Archiv für Juni 2017

Immer wieder Regen!

Reichlich durchwachsenes Wetter begleitete den Mahl- und Backtag. Es hatte den Anschein, dass der Herbst seinen Einzug gehalten hätte.

Die Aktiven wie auch die Besucher trotzten diesem doch etwas unwirtlichen Wetter und machten das Beste daraus. Die Müller versuchten in den zwischendurch nicht ganz so böigen Winden die Mühle laufen zu lassen und die Bäcker nutzten das angenehm warme Backhaus, um den beliebten Platenkuchen und das Mühlenbrot herzustellen. Gern angenommen wurden die kleinen süßen Hefebrötchen, der „Mühlenmax“. Der Service schützte sich durch eine zusätzliche Plane vor dem Regen.

Währenddessen ließen die Besucher es sich unter dem schützenden Dach der Remise oder im Müllerhaus bei Getränken und Kuchen oder Broten und anregenden Gesprächen gut gehen. Auch konnte frischer Fisch genossen werden.

Der Scherenschleifer hatte alle Hände voll zu tun, um Messern, Scheren und auch Gartenscheren einen neuen Schliff zu verpassen. Die „Marmeladenfrauen“ hatten nat

 

Natürlich mit dem Regen zu kämpfen, wie auch der Honigstand. Doch sie ließen sich ihre gute Laune dennoch nicht verderben. Am Stand nebenan konnte man mit den  „tierischen“ Körnerkissen schon für die kalte Jahreszeit vorsorgen. Nicht nur, dass diese Kissen Wärme verströmen, sie sehen in ihren Tierformen auch noch nett aus. Umlagert war auch ständig das Zelt mit den Töpferarbeiten, kleine und größere Artikel wurden bestaunt, wie man so etwas in Handarbeit fertigen kann. Nebenan gab es noch kleine Dekoartikel.

In der Regenpause am Nachmittag bot eine Gruppe folkloristische afrikanische Trommelmusik dar. Von vielen Besuchern mit gutem Applaus belohnt.

Trotz des durchwachsenen Wetters ein schöner, wenn auch geringfügig ruhigerer Mahl- und Backtag. Die Mühlenpforten öffnen sich jetzt wieder am 23. Juli um 11 Uhr.
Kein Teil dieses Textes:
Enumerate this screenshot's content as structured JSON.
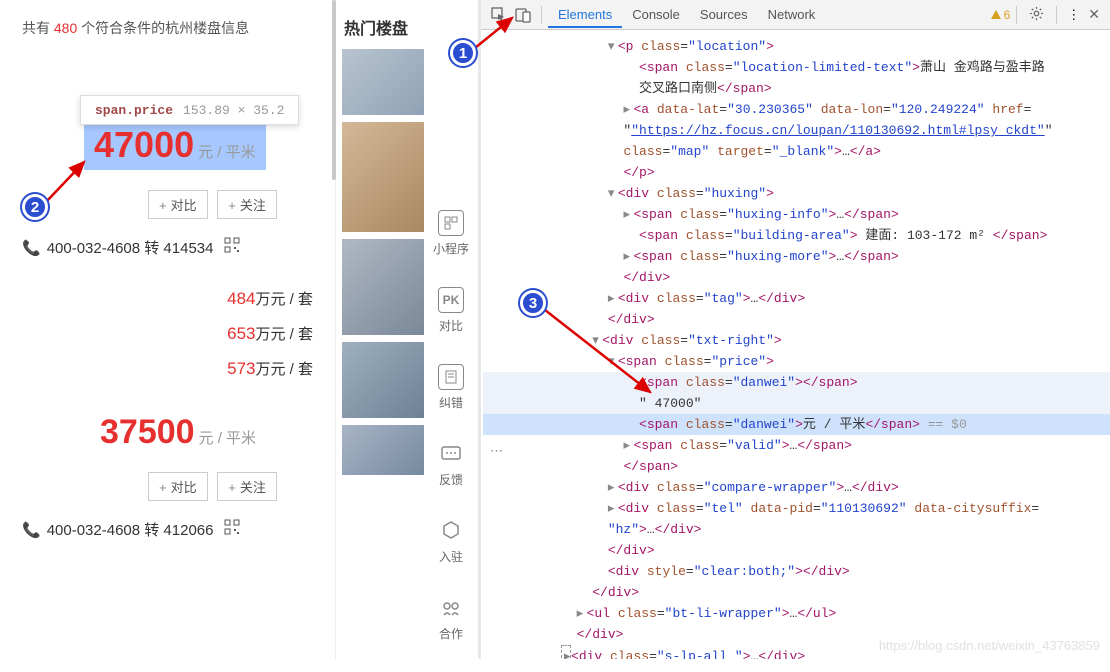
{
  "listing_header": {
    "prefix": "共有 ",
    "count": "480",
    "suffix": " 个符合条件的杭州楼盘信息"
  },
  "tooltip": {
    "selector": "span.price",
    "dimensions": "153.89 × 35.2"
  },
  "listing1": {
    "price": "47000",
    "unit": "元 / 平米",
    "compare_btn": "对比",
    "follow_btn": "关注",
    "tel": "400-032-4608 转 414534",
    "line_prices": [
      {
        "num": "484",
        "unit": "万元 / 套"
      },
      {
        "num": "653",
        "unit": "万元 / 套"
      },
      {
        "num": "573",
        "unit": "万元 / 套"
      }
    ]
  },
  "listing2": {
    "price": "37500",
    "unit": "元 / 平米",
    "compare_btn": "对比",
    "follow_btn": "关注",
    "tel": "400-032-4608 转 412066"
  },
  "mid": {
    "title": "热门楼盘"
  },
  "side_items": [
    {
      "label": "小程序",
      "name": "miniprogram-icon"
    },
    {
      "label": "对比",
      "name": "pk-icon",
      "text": "PK"
    },
    {
      "label": "纠错",
      "name": "report-icon"
    },
    {
      "label": "反馈",
      "name": "feedback-icon"
    },
    {
      "label": "入驻",
      "name": "join-icon"
    },
    {
      "label": "合作",
      "name": "cooperate-icon"
    }
  ],
  "devtools": {
    "tabs": {
      "elements": "Elements",
      "console": "Console",
      "sources": "Sources",
      "network": "Network"
    },
    "warning_count": "6"
  },
  "elements_tree": {
    "l1": "<p class=\"location\">",
    "l2a": "<span class=\"location-limited-text\">",
    "l2b": "萧山 金鸡路与盈丰路",
    "l2c": "交叉路口南侧",
    "l2d": "</span>",
    "l3": "<a data-lat=\"30.230365\" data-lon=\"120.249224\" href=",
    "l3b": "\"https://hz.focus.cn/loupan/110130692.html#lpsy_ckdt\"",
    "l3c": "class=\"map\" target=\"_blank\">…</a>",
    "l4": "</p>",
    "l5": "<div class=\"huxing\">",
    "l6": "<span class=\"huxing-info\">…</span>",
    "l7a": "<span class=\"building-area\"> ",
    "l7b": "建面: 103-172 m²",
    "l7c": " </span>",
    "l8": "<span class=\"huxing-more\">…</span>",
    "l9": "</div>",
    "l10": "<div class=\"tag\">…</div>",
    "l11": "</div>",
    "l12": "<div class=\"txt-right\">",
    "l13": "<span class=\"price\">",
    "l14": "<span class=\"danwei\"></span>",
    "l15": "\" 47000\"",
    "l16a": "<span class=\"danwei\">",
    "l16b": "元 / 平米",
    "l16c": "</span>",
    "l16d": " == $0",
    "l17": "<span class=\"valid\">…</span>",
    "l18": "</span>",
    "l19": "<div class=\"compare-wrapper\">…</div>",
    "l20": "<div class=\"tel\" data-pid=\"110130692\" data-citysuffix=",
    "l20b": "\"hz\">…</div>",
    "l21": "</div>",
    "l22": "<div style=\"clear:both;\"></div>",
    "l23": "</div>",
    "l24": "<ul class=\"bt-li-wrapper\">…</ul>",
    "l25": "</div>",
    "l26": "<div class=\"s-lp-all \">…</div>"
  },
  "watermark": "https://blog.csdn.net/weixin_43763859"
}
Strahlend blauer Himmel Deutscher Mühlentag

In der Woche zuvor immer wieder bange Blicke auf die Wetterkarte, doch letztendlich besserte sich das Wetter täglich und die Sonne lachte vom Himmel.

Schon zum ökumenischen Gottesdienst kamen auch die Radfahrer und Wanderer neben den Autofahrern, um die Einmaligkeit dieser besonderen Atmosphäre zu genießen.

Danach nahm das bunte Treiben auf dem Mühlengelände seinen Lauf. Während die einen sich schon einen Platz an der Sonne sicherten, ließen sich andere bei den Führungen in der Mühle die alte Technik erklären. Den drehenden Mühlenflügeln konnten alle Besucher von ihren Plätzen zuschauen.

Die Kinder tummelten sich auf der Hüpfburg oder ließen sich von der evangelischen Jugend schminken, die Mädchen durchweg in zarten Farben und Mustern und die Jungen als Tiger, Pirat oder andere abenteuerliche Figuren.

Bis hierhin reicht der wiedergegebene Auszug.